Ceux qui l’ont connu dans son adolescence, le comte de La Marck, le comte de Ségur, le représentent comme un peu gauche, un peu embarrassé de sa personne, fuyant le monde, sérieux, d’un excellent caractère, d’une grande bonté et d’une bravoure à toute épreuve. Sa taille était très élevée, ses cheveux roux. Il recherchait néanmoins avec soin ce qu’on appelait alors le bon air, mais il montait mal à cheval; et, à cause de sa taille, il dansait sans grâce. Les jeunes nobles avec lesquels il vivait se montraient plus adroits que lui aux exercices alors à la mode, au jeu de paume ; mais tous l’aimaient. Comme le jeune La Fayette avait la libre disposition de ses revenus, « il avait beaucoup de chevaux et les prêtait avec obligeance à ses amis. »

Il avait quatorze ans à peine, et l’on s’occupait déjà à le marier ; celle qu’on lui choisissait était l’une des petites-filles de la maison de Noailles, Adrienne d’Ayen.

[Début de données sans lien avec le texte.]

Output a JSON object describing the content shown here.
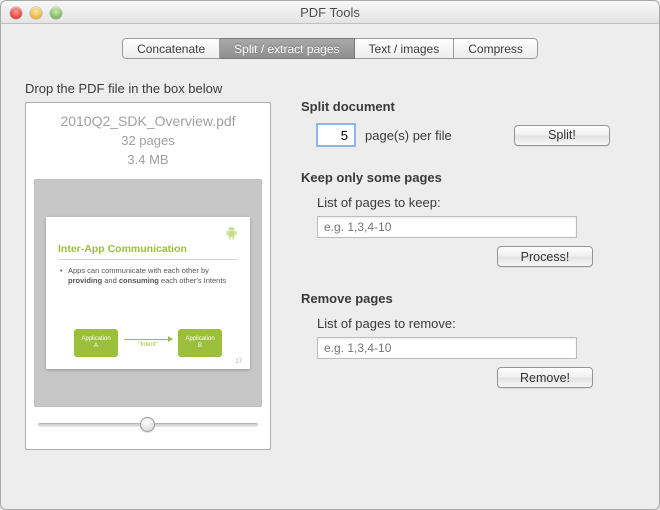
{
  "window": {
    "title": "PDF Tools"
  },
  "tabs": {
    "items": [
      {
        "label": "Concatenate"
      },
      {
        "label": "Split / extract pages"
      },
      {
        "label": "Text / images"
      },
      {
        "label": "Compress"
      }
    ]
  },
  "drop": {
    "label": "Drop the PDF file in the box below",
    "file": {
      "name": "2010Q2_SDK_Overview.pdf",
      "pages": "32 pages",
      "size": "3.4 MB"
    },
    "preview": {
      "slide_title": "Inter-App Communication",
      "bullet_html": "Apps can communicate with each other by providing and consuming each other's Intents",
      "box_a_line1": "Application",
      "box_a_line2": "A",
      "box_b_line1": "Application",
      "box_b_line2": "B",
      "arrow_label": "\"Intent\"",
      "page_no": "17"
    }
  },
  "split": {
    "heading": "Split document",
    "value": "5",
    "suffix": "page(s) per file",
    "button": "Split!"
  },
  "keep": {
    "heading": "Keep only some pages",
    "sublabel": "List of pages to keep:",
    "placeholder": "e.g. 1,3,4-10",
    "button": "Process!"
  },
  "remove": {
    "heading": "Remove pages",
    "sublabel": "List of pages to remove:",
    "placeholder": "e.g. 1,3,4-10",
    "button": "Remove!"
  }
}
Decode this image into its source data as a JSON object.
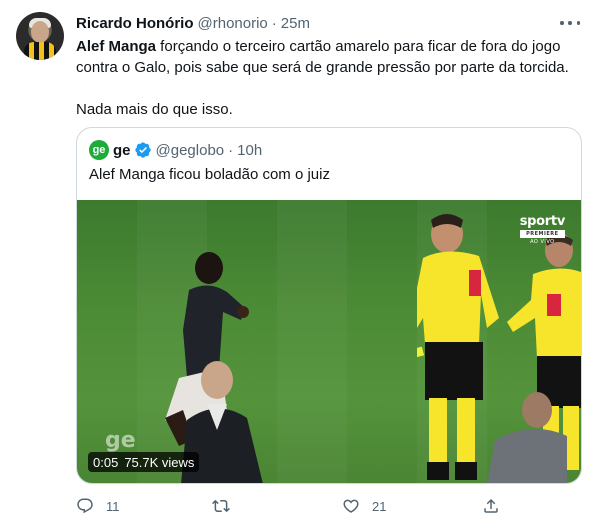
{
  "tweet": {
    "author_name": "Ricardo Honório",
    "author_handle": "@rhonorio",
    "separator": "·",
    "time": "25m",
    "text_bold": "Alef Manga",
    "text_rest": " forçando o terceiro cartão amarelo para ficar de fora do jogo contra o Galo, pois sabe que será de grande pressão por parte da torcida.",
    "text_p2": "Nada mais do que isso."
  },
  "quote": {
    "logo_text": "ge",
    "name": "ge",
    "handle": "@geglobo",
    "separator": "·",
    "time": "10h",
    "text": "Alef Manga ficou boladão com o juiz",
    "video": {
      "duration": "0:05",
      "views": "75.7K views",
      "broadcaster": "sportv",
      "broadcaster_tier": "PREMIERE",
      "broadcaster_live": "AO VIVO",
      "watermark": "ge"
    }
  },
  "actions": {
    "reply_count": "11",
    "retweet_count": "",
    "like_count": "21",
    "icons": [
      "reply-icon",
      "retweet-icon",
      "like-icon",
      "share-icon"
    ]
  },
  "colors": {
    "text_primary": "#0f1419",
    "text_secondary": "#536471",
    "border": "#cfd9de",
    "verified_blue": "#1d9bf0",
    "ge_green": "#1dab39",
    "referee_yellow": "#f6e52a"
  }
}
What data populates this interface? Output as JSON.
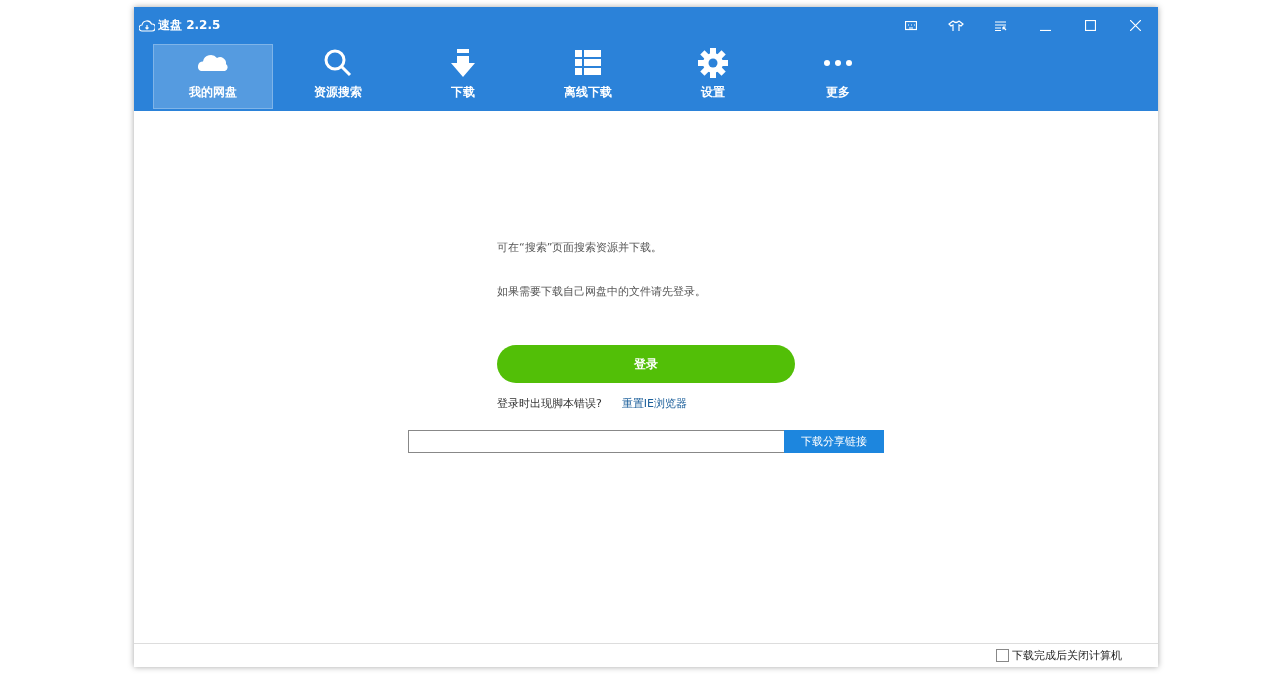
{
  "window": {
    "title": "速盘 2.2.5"
  },
  "tabs": [
    {
      "kind": "cloud",
      "label": "我的网盘",
      "selected": true
    },
    {
      "kind": "search",
      "label": "资源搜索",
      "selected": false
    },
    {
      "kind": "download",
      "label": "下载",
      "selected": false
    },
    {
      "kind": "list",
      "label": "离线下载",
      "selected": false
    },
    {
      "kind": "gear",
      "label": "设置",
      "selected": false
    },
    {
      "kind": "more",
      "label": "更多",
      "selected": false
    }
  ],
  "main": {
    "hint_lines": [
      "可在“搜索”页面搜索资源并下载。",
      "如果需要下载自己网盘中的文件请先登录。"
    ],
    "login_button": "登录",
    "script_error_text": "登录时出现脚本错误?",
    "reset_link": "重置IE浏览器",
    "share_button": "下载分享链接"
  },
  "status_bar": {
    "shutdown_checkbox": {
      "label": "下载完成后关闭计算机",
      "checked": false
    }
  }
}
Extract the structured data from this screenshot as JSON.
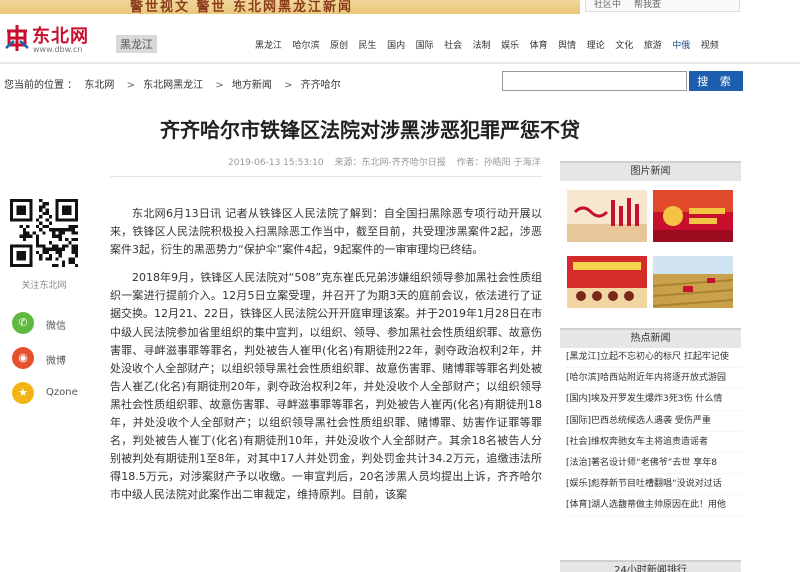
{
  "banner": {
    "ad_text": "警世视文 警世 东北网黑龙江新闻",
    "right_links": [
      "社区中",
      "帮我查"
    ]
  },
  "header": {
    "logo_text": "东北网",
    "logo_url": "www.dbw.cn",
    "region": "黑龙江",
    "nav": [
      "黑龙江",
      "哈尔滨",
      "原创",
      "民生",
      "国内",
      "国际",
      "社会",
      "法制",
      "娱乐",
      "体育",
      "舆情",
      "理论",
      "文化",
      "旅游",
      "中俄",
      "视频"
    ],
    "nav_active_index": 14
  },
  "breadcrumb": {
    "prefix": "您当前的位置 ：",
    "items": [
      "东北网",
      "东北网黑龙江",
      "地方新闻",
      "齐齐哈尔"
    ]
  },
  "search": {
    "placeholder": "",
    "button_label": "搜 索"
  },
  "article": {
    "title": "齐齐哈尔市铁锋区法院对涉黑涉恶犯罪严惩不贷",
    "time": "2019-06-13 15:53:10",
    "source": "来源：东北网-齐齐哈尔日报",
    "author": "作者：孙皓阳 于海洋",
    "paragraphs": [
      "东北网6月13日讯 记者从铁锋区人民法院了解到：自全国扫黑除恶专项行动开展以来，铁锋区人民法院积极投入扫黑除恶工作当中，截至目前，共受理涉黑案件2起，涉恶案件3起，衍生的黑恶势力“保护伞”案件4起，9起案件的一审审理均已终结。",
      "2018年9月，铁锋区人民法院对“508”克东崔氏兄弟涉嫌组织领导参加黑社会性质组织一案进行提前介入。12月5日立案受理，并召开了为期3天的庭前会议，依法进行了证据交换。12月21、22日，铁锋区人民法院公开开庭审理该案。并于2019年1月28日在市中级人民法院参加省里组织的集中宣判，以组织、领导、参加黑社会性质组织罪、故意伤害罪、寻衅滋事罪等罪名，判处被告人崔甲(化名)有期徒刑22年，剥夺政治权利2年，并处没收个人全部财产；以组织领导黑社会性质组织罪、故意伤害罪、赌博罪等罪名判处被告人崔乙(化名)有期徒刑20年，剥夺政治权利2年，并处没收个人全部财产；以组织领导黑社会性质组织罪、故意伤害罪、寻衅滋事罪等罪名，判处被告人崔丙(化名)有期徒刑18年，并处没收个人全部财产；以组织领导黑社会性质组织罪、赌博罪、妨害作证罪等罪名，判处被告人崔丁(化名)有期徒刑10年，并处没收个人全部财产。其余18名被告人分别被判处有期徒刑1至8年，对其中17人并处罚金，判处罚金共计34.2万元，追缴违法所得18.5万元，对涉案财产予以收缴。一审宣判后，20名涉黑人员均提出上诉，齐齐哈尔市中级人民法院对此案作出二审裁定，维持原判。目前，该案"
    ]
  },
  "share": {
    "qr_label": "关注东北网",
    "items": [
      {
        "label": "微信",
        "color": "#5fb840",
        "glyph": "✆"
      },
      {
        "label": "微博",
        "color": "#e6512d",
        "glyph": "◉"
      },
      {
        "label": "Qzone",
        "color": "#f3b415",
        "glyph": "★"
      }
    ]
  },
  "sidebar": {
    "pic_news_title": "图片新闻",
    "hot_news_title": "热点新闻",
    "rank_title": "24小时新闻排行",
    "hot_items": [
      {
        "tag": "[黑龙江]",
        "text": "立起不忘初心的标尺 扛起牢记使"
      },
      {
        "tag": "[哈尔滨]",
        "text": "哈西站附近年内将逐开放式游园"
      },
      {
        "tag": "[国内]",
        "text": "埃及开罗发生爆炸3死3伤 什么情"
      },
      {
        "tag": "[国际]",
        "text": "巴西总统候选人遇袭 受伤严重"
      },
      {
        "tag": "[社会]",
        "text": "维权奔驰女车主将追责造谣者"
      },
      {
        "tag": "[法治]",
        "text": "著名设计师“老佛爷”去世 享年8"
      },
      {
        "tag": "[娱乐]",
        "text": "彪荐新节目吐槽翻唱“没说对过话"
      },
      {
        "tag": "[体育]",
        "text": "湖人选馥蒂做主帅原因在此！用他"
      }
    ]
  },
  "colors": {
    "brand_red": "#c8102e",
    "search_blue": "#1d5fae",
    "nav_active": "#1e4e8f"
  }
}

M. le duc d’Ayen, fils aîné du dernier maréchal de Noailles, avait cinq filles qu’on appelait, avant leur mariage : Louise, Mlle de Noailles; Adrienne, Mlle d’Ayen; Clotilde, Mlle d’Épernon; Pauline. Mlle de Maintenon ; et Rosalie, Mlle de Montclar. Leur mère, née d’Aguesseau, était la petite-fille du chancelier.

Il était impossible de rencontrer plus de contrastes entre les deux époux. Le duc d’Ayen était partout ailleurs que dans son ménage. Occupé à la fois de chimie et des nouveaux opéras, de philosophie et des affaires de cour, il parlait de tout cela légèrement, mais avec grâce, comme des seules choses importantes ici-bas. La duchesse d’Ayen, au contraire, élevée d’abord au couvent, puis dans la maison de son père, « non moins grave et non moins réglée qu’un couvent, » n’aimait que la retraite et portait dans sa piété quelque chose de l’austérité janséniste. Elle surveillait elle-même l’éducation de ses filles[1].

C’est toujours un problème que de savoir comment avait été élevée cette admirable génération de grandes dames qui surent si bien monter sur l’échafaud. Nous trouvons dans deux documens d’une valeur morale inappréciable, la vie de Mme d’Ayen et la vie de Mme de La Fayette, la réponse à cette question : Comment furent élevées les femmes les plus parfaites qui aient vécu à la fin du XVIIIe siècle ?

Il n’y avait rien d’absolu dans la manière d’éduquer, de corriger

  1. Correspondance entre Mirabeau et le comte de La Marck, introduction. — Vie de la duchesse d’Ayen, par Mme de La Fayette. Mémoires de la marquise de Montagu.